In Short: IT generates business value and create new opportunities. - If your company considers IT as an enabler, this is the peak of what IT could be for any company. Here there is no difference between IT and business. IT solutions are at the core and that is what brings in business. At this stage, it is difficult to differentiate and say that it is a traditional company or an IT company. E.g. Google is an advertising company, but with IT solutions at the core of business.
In Short: IT is the way of doing business
Still Business won’t fund my project!!
Because, you are not speaking their language!!
You are not speaking to the expectations that upper management has. If they don’t understand what value your solution brings to business and how, no matter what, they won’t fund.

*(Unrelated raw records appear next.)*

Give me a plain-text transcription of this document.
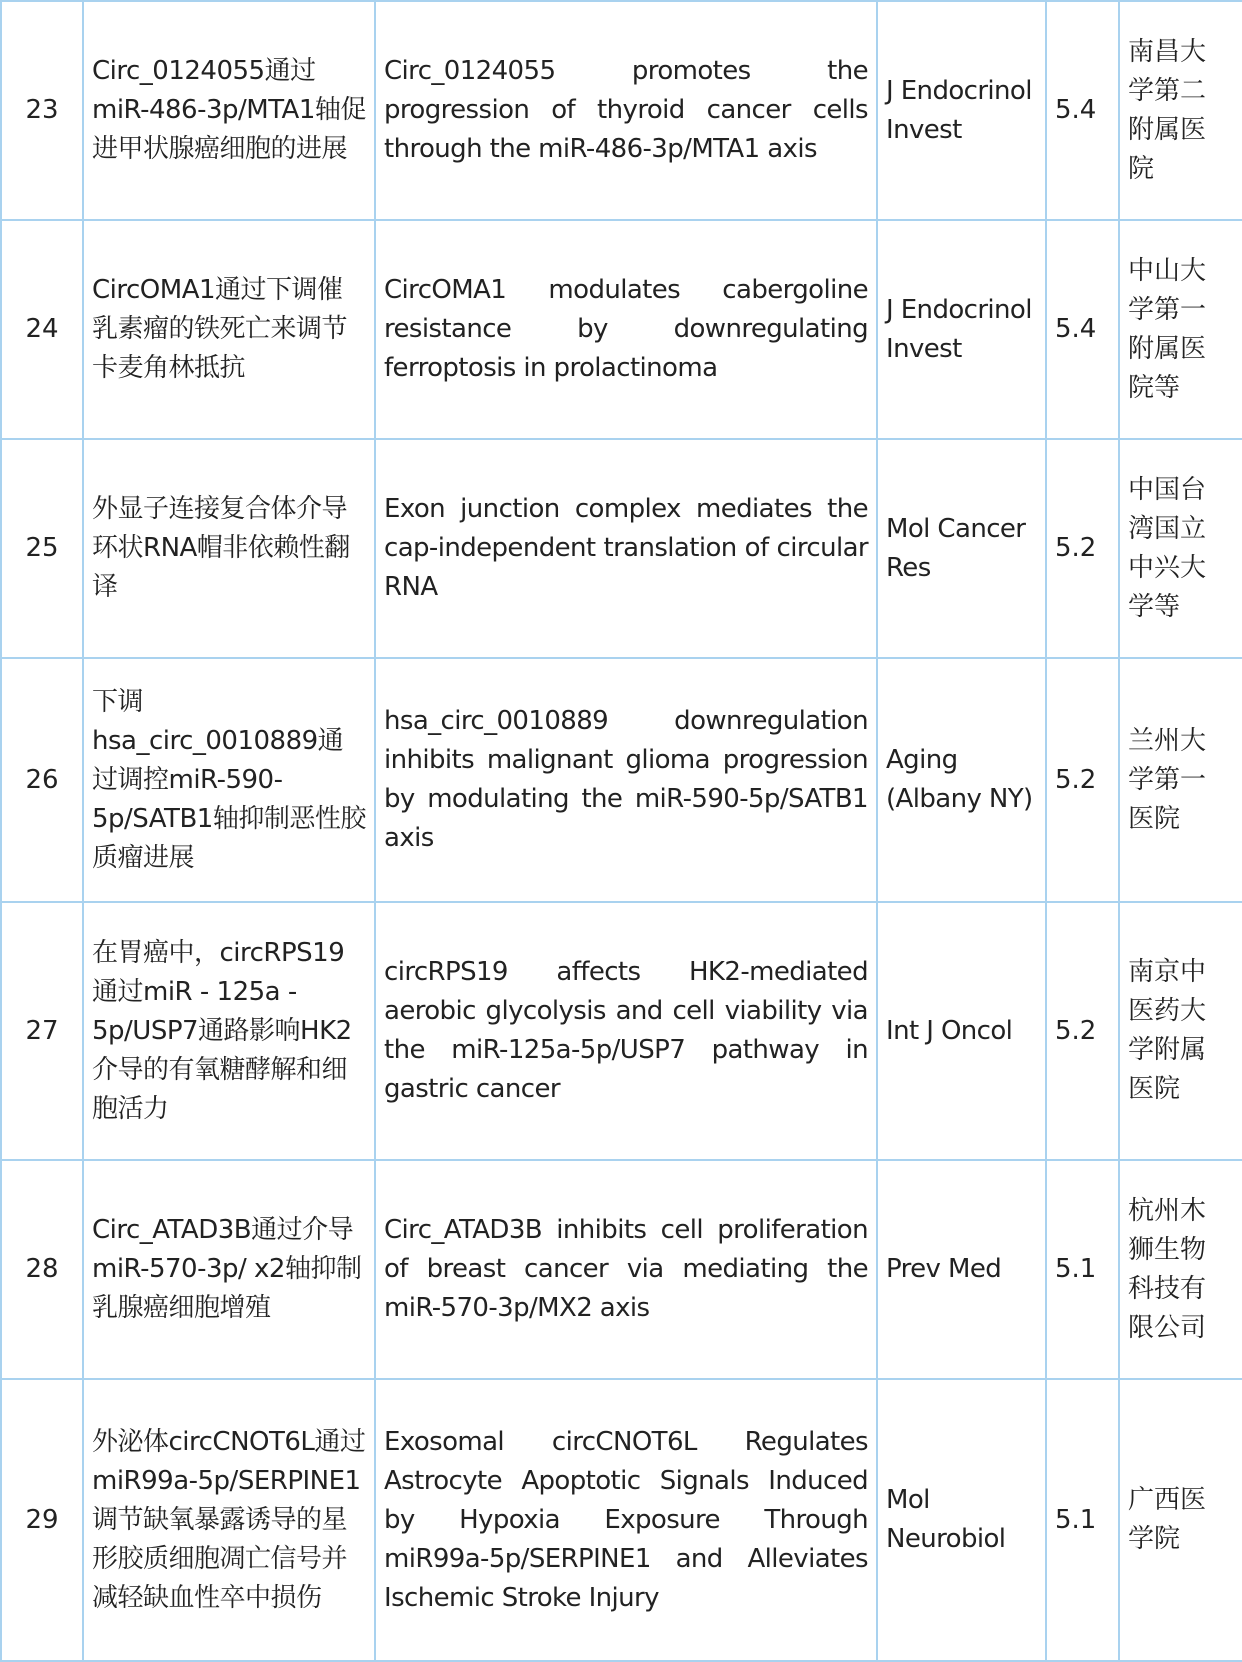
23	Circ_0124055通过miR-486-3p/MTA1轴促进甲状腺癌细胞的进展	Circ_0124055 promotes the progression of thyroid cancer cells through the miR-486-3p/MTA1 axis	J Endocrinol Invest	5.4	南昌大学第二附属医院

24	CircOMA1通过下调催乳素瘤的铁死亡来调节卡麦角林抵抗	CircOMA1 modulates cabergoline resistance by downregulating ferroptosis in prolactinoma	J Endocrinol Invest	5.4	中山大学第一附属医院等

25	外显子连接复合体介导环状RNA帽非依赖性翻译	Exon junction complex mediates the cap-independent translation of circular RNA	Mol Cancer Res	5.2	中国台湾国立中兴大学等

26	下调hsa_circ_0010889通过调控miR-590-5p/SATB1轴抑制恶性胶质瘤进展	hsa_circ_0010889 downregulation inhibits malignant glioma progression by modulating the miR-590-5p/SATB1 axis	Aging (Albany NY)	5.2	兰州大学第一医院

27	在胃癌中，circRPS19通过miR - 125a - 5p/USP7通路影响HK2介导的有氧糖酵解和细胞活力	circRPS19 affects HK2-mediated aerobic glycolysis and cell viability via the miR-125a-5p/USP7 pathway in gastric cancer	Int J Oncol	5.2	南京中医药大学附属医院

28	Circ_ATAD3B通过介导miR-570-3p/ x2轴抑制乳腺癌细胞增殖	Circ_ATAD3B inhibits cell proliferation of breast cancer via mediating the miR-570-3p/MX2 axis	Prev Med	5.1	杭州木狮生物科技有限公司

29	外泌体circCNOT6L通过miR99a-5p/SERPINE1调节缺氧暴露诱导的星形胶质细胞凋亡信号并减轻缺血性卒中损伤	Exosomal circCNOT6L Regulates Astrocyte Apoptotic Signals Induced by Hypoxia Exposure Through miR99a-5p/SERPINE1 and Alleviates Ischemic Stroke Injury	Mol Neurobiol	5.1	广西医学院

Translate Business Strategy into IT Strategy
Usually, we the technical folks, love to showcase what the target solution will look like, e.g. we can run a kubernetes clusters or build a great data warehouse or a data lake, but if that does not provide the biggest value for the business, the project will tank, no matter how good or perfect is the architecture.
You need to learn and understand how your company operates their business.
What is their Business Process model?
- Do different departments work in deep coordination with each other and sharing data/interfaces with each other?
- Are the departments diversified, with different units with independent customers and expertise, with independent processes and data?
- Are the departments/units, mostly independent but with very similar businesses with standardized processes and data?
- Is this one big business, with global process and global data access?
Once you understand the business process, you need to align the IT strategy with the business process and create a roadmap.
The management wants to see a plan, not just the target picture!
We as architects are paid and we love to build the final target picture, but we also need to define how we will reach there and what is our current state.
You need to create target picture, key strategy and a roadmap.
Define a governance model for your roadmap.
Why? Because life never follows the plan. You need to stay connected to reality while implementing the roadmap. You would need to course-correct during the implementation and governance model is what will keep you on-course.
So go ahead and think through your solution. Think what the business needs and how does your solution aligns to the business goals and strategy.
Build a plan and a roadmap to execute it, define governance to keep you grounded and TALK IN THE LANGUAGE, THE BUSINESS UNDERSTANDS.
We all go through the same mistakes and bad decisions, all we do is learn from them and make sure not to repeat them.